ST. LUCIAN

07 JanuarySouth transept Spire-G35
Patron Saint: City of Lusciano Symbol: Palm, the Bible

St. Lucian, learned and controversial priest, died a martyr at Nicodemia on January 7th, 312, during the persecutions of Maximinus. He expounded his exegetic work throughout the East, starting from Antioch, revealing with it an extreme and tormented need for accuracy in the traditional Holy Scriptures. From the end of the 4th century onward, his Lucian Recension of the Old and New Testaments had become the standard text for many Churches.

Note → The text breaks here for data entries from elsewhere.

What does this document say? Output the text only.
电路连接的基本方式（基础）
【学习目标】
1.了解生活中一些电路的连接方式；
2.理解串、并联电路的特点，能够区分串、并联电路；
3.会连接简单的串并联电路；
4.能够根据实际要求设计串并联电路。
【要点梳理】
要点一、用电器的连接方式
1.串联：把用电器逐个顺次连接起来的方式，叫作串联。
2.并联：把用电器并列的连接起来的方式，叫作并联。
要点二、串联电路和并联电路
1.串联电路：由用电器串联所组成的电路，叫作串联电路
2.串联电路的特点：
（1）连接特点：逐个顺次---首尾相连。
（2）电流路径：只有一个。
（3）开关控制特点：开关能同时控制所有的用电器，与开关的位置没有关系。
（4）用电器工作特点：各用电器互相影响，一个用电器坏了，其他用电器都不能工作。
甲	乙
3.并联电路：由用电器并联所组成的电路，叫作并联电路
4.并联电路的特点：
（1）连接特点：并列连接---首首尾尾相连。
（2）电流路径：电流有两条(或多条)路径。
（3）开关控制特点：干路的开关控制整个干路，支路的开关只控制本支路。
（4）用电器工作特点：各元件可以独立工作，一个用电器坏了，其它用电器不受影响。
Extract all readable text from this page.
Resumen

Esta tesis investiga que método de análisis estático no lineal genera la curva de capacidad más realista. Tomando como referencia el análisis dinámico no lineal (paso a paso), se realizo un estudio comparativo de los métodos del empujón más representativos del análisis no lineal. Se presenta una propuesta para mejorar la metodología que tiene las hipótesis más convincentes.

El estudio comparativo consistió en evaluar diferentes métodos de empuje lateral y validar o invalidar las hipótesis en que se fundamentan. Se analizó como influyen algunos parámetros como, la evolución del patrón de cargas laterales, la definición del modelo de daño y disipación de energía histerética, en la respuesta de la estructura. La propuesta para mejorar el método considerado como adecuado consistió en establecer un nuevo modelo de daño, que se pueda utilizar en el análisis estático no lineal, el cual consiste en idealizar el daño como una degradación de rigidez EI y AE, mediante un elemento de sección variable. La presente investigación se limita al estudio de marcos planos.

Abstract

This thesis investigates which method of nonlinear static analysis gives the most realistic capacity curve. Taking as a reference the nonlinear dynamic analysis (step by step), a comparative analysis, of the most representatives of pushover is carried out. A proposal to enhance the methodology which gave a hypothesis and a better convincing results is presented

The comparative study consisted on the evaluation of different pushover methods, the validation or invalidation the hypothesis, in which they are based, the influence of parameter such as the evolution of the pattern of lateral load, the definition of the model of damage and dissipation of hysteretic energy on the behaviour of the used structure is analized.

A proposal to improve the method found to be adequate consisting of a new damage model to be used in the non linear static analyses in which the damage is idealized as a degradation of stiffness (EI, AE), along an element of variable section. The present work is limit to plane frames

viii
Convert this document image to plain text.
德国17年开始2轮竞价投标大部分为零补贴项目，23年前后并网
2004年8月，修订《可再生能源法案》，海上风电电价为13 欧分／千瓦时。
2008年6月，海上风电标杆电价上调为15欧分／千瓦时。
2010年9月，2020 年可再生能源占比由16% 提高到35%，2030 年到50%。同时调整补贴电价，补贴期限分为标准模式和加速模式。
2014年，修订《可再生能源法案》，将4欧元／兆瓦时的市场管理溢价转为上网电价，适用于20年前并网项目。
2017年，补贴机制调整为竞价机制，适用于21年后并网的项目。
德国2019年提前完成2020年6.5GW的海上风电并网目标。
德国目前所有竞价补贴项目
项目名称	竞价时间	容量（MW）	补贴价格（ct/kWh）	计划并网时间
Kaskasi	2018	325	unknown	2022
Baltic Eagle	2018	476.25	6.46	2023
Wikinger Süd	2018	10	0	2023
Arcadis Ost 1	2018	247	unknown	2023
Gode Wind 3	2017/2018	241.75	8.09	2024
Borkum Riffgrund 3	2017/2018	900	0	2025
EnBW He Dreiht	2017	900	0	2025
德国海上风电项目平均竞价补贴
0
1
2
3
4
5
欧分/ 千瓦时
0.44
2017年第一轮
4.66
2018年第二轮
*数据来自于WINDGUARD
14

The work that still remains essential today for understanding Lucian and his doctrinal influence is the essay by G. Bardy, Recherches sur Saint Lucien d’Antioche et son école, published in Paris in 1936. In 330, to pay homage to his mother Helena, the emperor Constantine founded Helenopolis. There they honored, and continued to do so in time, the body of St. Lucian. Some traditions say that Providence returned the relics of St. Lucian from Niodemia to Helenopolis by a miraculous dolphin. What is more certain is that Constantine, just before he died, was baptized in 337 by the bishop Eusebius near Lucian’s tomb. Nonetheless, though scanty and fragmented, the information handed down about Lucian is important. This Saint, pained witness in the search for God, gave testimony, with the presence of memory, to the passage of an empire. A few emperors in the centuries that followed attended (and still today some attend) Mass for a political price. Only when his earthly life had practically come to an end, the emperor Constantine sealed the new faith revering his mother Helen and taking on as witness St. Lucian.